A Glorious Example

Colossians 3:12-14 “Put on then, as God’s chosen ones, holy and beloved, compassionate hearts, kindness, humility, meekness, and patience, bearing with one another and, if one has a complaint against another, forgiving each other; as the Lord has forgiven you, so you also must forgive. And above all these put on love, which binds everything together in perfect harmony.”

One of the most amazing statements of the apostle Paul was this one: “Follow my example, as I follow the example of Christ” (1 Corinthians 11:1).  Do you think you could say this to someone? 

For starters, one would need to know what the “example of Christ” was.  The Bible never tells us to “do what I say and not what I do” with reference to any command for God has set the example for us.  One such illustration is in the verse above in which Paul tells believers what their relationship to one another should look like. He describes it with these words:  compassionate, kindness, humility, meekness, patience, forgiveness, and love.  But notice what he says before he gives us this list. He addresses the Colossian believers as “God’s chosen ones, holy and beloved.”  In spite of their past lives before they were Christians, in spite of their enmity against God, and in spite of their sin, they had been chosen by God, made holy by the blood of Jesus, and made objects of God’s great love.   It’s a staggering reality what God has done for those whom He has saved.  It was while we were yet sinners that Christ died for us (Romans 5:8).  In this greatest act of love, the Father has shown compassion toward us. Though He could condemn us all, justly, for our rebellion against Him, “He remembers that we are dust” (Psalm 103:14), and thus He finds a basis for His compassion toward us.  He is kind toward us, showing humility and meekness as Jesus washes the disciples’ feet in the upper room just before He was crucified.  He is incredibly patient with us, and has forgiven us, though it cost Him His very life. 

All these things are a testimony to the fact that He loves us with a love that is “wide and long and high and deep” (Ephesians 3:18).  It is in understanding these things that a believer’s heart should be filled with gratitude, a gratitude that demonstrates itself in practicing, as much as we are able, compassion, kindness, humility, meekness, patience, forgiveness, and love towards others whom God has placed in our lives. 

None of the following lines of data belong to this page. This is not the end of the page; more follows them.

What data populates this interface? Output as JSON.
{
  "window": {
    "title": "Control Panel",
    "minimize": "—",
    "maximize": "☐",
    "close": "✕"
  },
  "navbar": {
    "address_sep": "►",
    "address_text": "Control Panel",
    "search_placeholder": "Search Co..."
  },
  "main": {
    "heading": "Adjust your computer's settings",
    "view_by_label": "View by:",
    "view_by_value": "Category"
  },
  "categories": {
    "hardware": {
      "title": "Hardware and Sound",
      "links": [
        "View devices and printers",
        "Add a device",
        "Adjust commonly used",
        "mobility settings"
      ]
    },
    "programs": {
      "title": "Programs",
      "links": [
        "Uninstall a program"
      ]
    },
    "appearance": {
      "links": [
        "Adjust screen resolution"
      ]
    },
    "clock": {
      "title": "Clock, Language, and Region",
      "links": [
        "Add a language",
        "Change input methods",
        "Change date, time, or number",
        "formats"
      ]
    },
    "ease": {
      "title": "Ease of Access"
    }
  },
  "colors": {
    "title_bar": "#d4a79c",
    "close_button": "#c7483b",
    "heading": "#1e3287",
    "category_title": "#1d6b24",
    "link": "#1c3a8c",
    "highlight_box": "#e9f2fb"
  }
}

To realize the great love God has poured into our lives, yet demonstrate anything but that love to others, is a very great sin.  Jesus spoke about this in the parable of the unforgiving servant in Matthew 18. In this parable, the Lord tells about a man who was in debt way over his head to his Master. It was a debt that He would never be able to repay.  But then the Master forgives him the entire thing. Yet, that same man goes off and has someone that owes him a very small debt locked up in debtors’ prison, showing absolutely no mercy to him.  Jesus condemns this man as a wicked servant and orders that he be thrown into prison until his former unpayable debt, be paid.  Of course, that’s forever, and such will be the fate of those who do not forgive as we’ve been forgiven, for such a heart is the heart of an unbeliever, no matter what they may tell others about their own “faith.” 

May God help us to be eager to follow the example of Christ in gratitude for the great love He has poured out on us, for anyone who truly understands that love will realize it’s a debt that is always outstanding.  Paul puts it this way in Romans 13:8: “Owe no one anything, except to love each other, for the one who loves another has fulfilled the law.”  And that’s a law that Jesus has already fulfilled perfectly towards us.